Enter the bath and soak for a while to warm up your body.
Do note that the bath water in Nozawa Onsen can be very hot (typical temperatures are well over 40 degrees Celsius). If it feels too hot, enter very slowly, and move as little as possible; once you’re in, you’ll be surprised at the degree of heat you can stand.
Most non-local Japanese visitors find the baths here extremely hot too, so take it easy and ease your way into the bath. If the temperature is unbearable, there’ll be a cold tap close by – turn it on for a while and stay close to it. Don’t forget to turn it off afterwards.
Some of Nozawa Onsen’s natural spring waters create mineral deposits that float in the bath and may coat the sides of the bath and the walls. They’re called “flowers of the onsen” and aren’t dirty. And the wood on the walls might look very old and stained, but from a Japanese point of view, that looks exactly what onsen-steeped wood should look like!
After soaking for a while (or before you soak, if you prefer), get out of the bath and wash your hair and body with soap at a water tap, while sitting on a stool or even on the floor. If the water tap is cold, or there isn’t an unoccupied tap, you can scoop hot water from the bath in a washing bowl instead.
The golden rule of all Japanese baths is to make sure that no soap gets into the bath water. The concept is that the bath water and the people in it, are clean! Rinse off the space around you after you’ve finished cleaning your body with soap.
Re-enter the bath and soak some more.
There’s no “right amount of time”. You’ll see locals sliding in and out in a minute or two, or spending half an hour chatting to their friends.
Enjoy your time here, this is your moment of relaxation.
Even if you don’t speak any Japanese, smiling works, and a simple “hello” is universal. If a Japanese fellow bather tries their English on you, enjoy the conversation!
However, be sensitive to other bathers if you’re in a group – don’t be too noisy, and please, hold off the community singing.
After you’ve finished soaking, you shouldn’t rinse your body with tap water, in order to take in the full benefit of the hot spring water’s minerals – they are medicinal and restorative.
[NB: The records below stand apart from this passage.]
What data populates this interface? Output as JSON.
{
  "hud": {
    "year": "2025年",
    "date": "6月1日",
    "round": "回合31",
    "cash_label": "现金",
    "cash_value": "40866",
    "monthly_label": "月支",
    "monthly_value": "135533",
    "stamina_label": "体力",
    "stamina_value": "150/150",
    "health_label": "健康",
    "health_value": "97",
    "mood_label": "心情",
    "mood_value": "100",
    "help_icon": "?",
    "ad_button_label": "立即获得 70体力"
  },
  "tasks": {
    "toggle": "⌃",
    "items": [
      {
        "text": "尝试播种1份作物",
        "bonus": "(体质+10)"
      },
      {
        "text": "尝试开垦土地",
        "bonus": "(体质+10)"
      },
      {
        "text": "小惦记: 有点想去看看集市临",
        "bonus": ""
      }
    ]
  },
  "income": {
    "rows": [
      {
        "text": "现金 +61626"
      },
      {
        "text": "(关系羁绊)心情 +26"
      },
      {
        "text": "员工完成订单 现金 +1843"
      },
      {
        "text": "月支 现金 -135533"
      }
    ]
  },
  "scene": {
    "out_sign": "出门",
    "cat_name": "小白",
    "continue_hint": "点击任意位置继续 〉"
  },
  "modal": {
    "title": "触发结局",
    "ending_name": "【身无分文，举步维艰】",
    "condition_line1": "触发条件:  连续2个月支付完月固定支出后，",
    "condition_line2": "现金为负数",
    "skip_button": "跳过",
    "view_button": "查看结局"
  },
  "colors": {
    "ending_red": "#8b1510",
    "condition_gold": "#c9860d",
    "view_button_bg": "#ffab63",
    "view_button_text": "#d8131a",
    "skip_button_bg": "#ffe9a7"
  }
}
Why do you think Japanese people always look younger than they are?
Mop yourself with the small towel, wringing it out as you go, in the bathing area, so you don’t drip in the changing area. Use your big towel to get properly dry, change, take your shoes… and you’re done! We hope you always feel refreshed after each soak in the onsen water.
Bathing is a pleasurable interlude in a busy day. The locals are proud of their baths, and happy to share them with you. They are very welcoming and understand that you come from a different culture. They don’t expect you to be Japanese or behave the same as them.
But we do want to stress again that you shouldn’t get soap into the bath… wait, did we say that already?